Aidan O'Shea has been one of the standout players in this year's Championship, yet the 1m93 midfielder was somehow turned away at the door of well-known Dublin nightspot Everleigh Gardens after the victory over Donegal.
The Mayo star has probably recovered from that disappointment much more quickly than he has gotten over last year's All Ireland final defeat.
But Ger still had to make sure that O'Shea was not suffering traumatic flashbacks of the Everleigh Gardens doorway in the lead up to Sunday's All Ireland final against Dublin.
He is under no illusions at the task that awaits Mayo on Sunday with both sides tightly matched.

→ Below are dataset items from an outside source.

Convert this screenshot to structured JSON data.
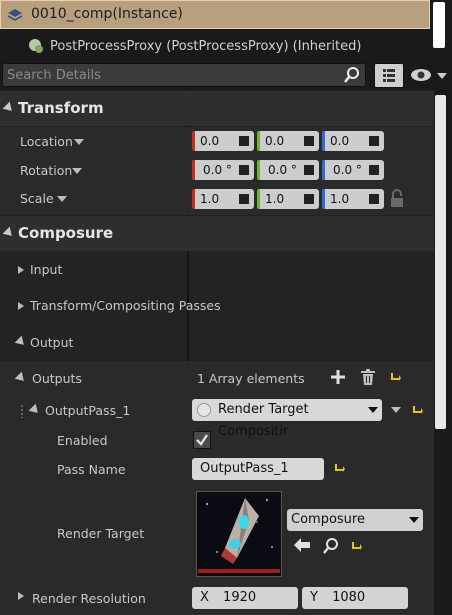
{
  "header": {
    "title": "0010_comp(Instance)",
    "component": "PostProcessProxy (PostProcessProxy) (Inherited)"
  },
  "search": {
    "placeholder": "Search Details",
    "value": ""
  },
  "transform": {
    "title": "Transform",
    "location": {
      "label": "Location",
      "x": "0.0",
      "y": "0.0",
      "z": "0.0"
    },
    "rotation": {
      "label": "Rotation",
      "x": "0.0 °",
      "y": "0.0 °",
      "z": "0.0 °"
    },
    "scale": {
      "label": "Scale",
      "x": "1.0",
      "y": "1.0",
      "z": "1.0"
    }
  },
  "composure": {
    "title": "Composure",
    "input_label": "Input",
    "passes_label": "Transform/Compositing Passes",
    "output_label": "Output",
    "outputs_label": "Outputs",
    "array_count": "1 Array elements",
    "output_pass_label": "OutputPass_1",
    "output_pass_type": "Render Target Compositir",
    "enabled_label": "Enabled",
    "enabled": true,
    "pass_name_label": "Pass Name",
    "pass_name_value": "OutputPass_1",
    "render_target_label": "Render Target",
    "render_target_value": "Composure",
    "render_resolution_label": "Render Resolution",
    "res_x_label": "X",
    "res_x": "1920",
    "res_y_label": "Y",
    "res_y": "1080"
  },
  "colors": {
    "x_axis": "#c62b1f",
    "y_axis": "#6fb523",
    "z_axis": "#2f6ed0",
    "reset_yellow": "#e6c21a",
    "title_bg": "#b8a07e"
  }
}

"We know that come the All Ireland final we're going to have to play for 72 or 73 minutes if we want to beat Dublin. We saw Dublin against Kerry and they were exceptional. It's going to be a wide open game with two teams that like to play football. We've come good since the Championship started but Dublin have been the form team throughout and Dublin will probably shade it," he told Ger.
But there are lessons to be learned from the 2012 final which is something O'Shea wants to put right.
"From a personal point of view I didn't touch the ball in the first 11 minutes and we were already down on Donegal. That's something that jumps off the sheet. We just didn't turn up in the first 10 minutes. We were caught up with a few things and maybe the occasion. All of sudden were 15 minutes in and we're down by seven to eight points," he said.
But O'Shea wants to refute a couple of misconceptions about Mayo, especially concerning the record on the hallowed turf of Croke Park.
"People have always said Mayo are soft, that we tend to play nice football and we'd get to Croke Park and lose. Probably ourselves and Dublin have had the best record at Croke Park over the last couple of years. People say we don't perform well in Croke Park but look at the facts. There was that perception but I think we've changed that."
O'Shea also highlighted other positive changes that have been made in Mayo.
"We've got Donie Buckley in as trainer and Ruth Kilcawley as dietician. From a squad point of view, last year we were picking from 20 guys. Now we're picking from the 26. Anybody that's in the matchday 26 has a chance of playing so we've got guys pushing all over the place. Those kind of things have happened to push us on a bit."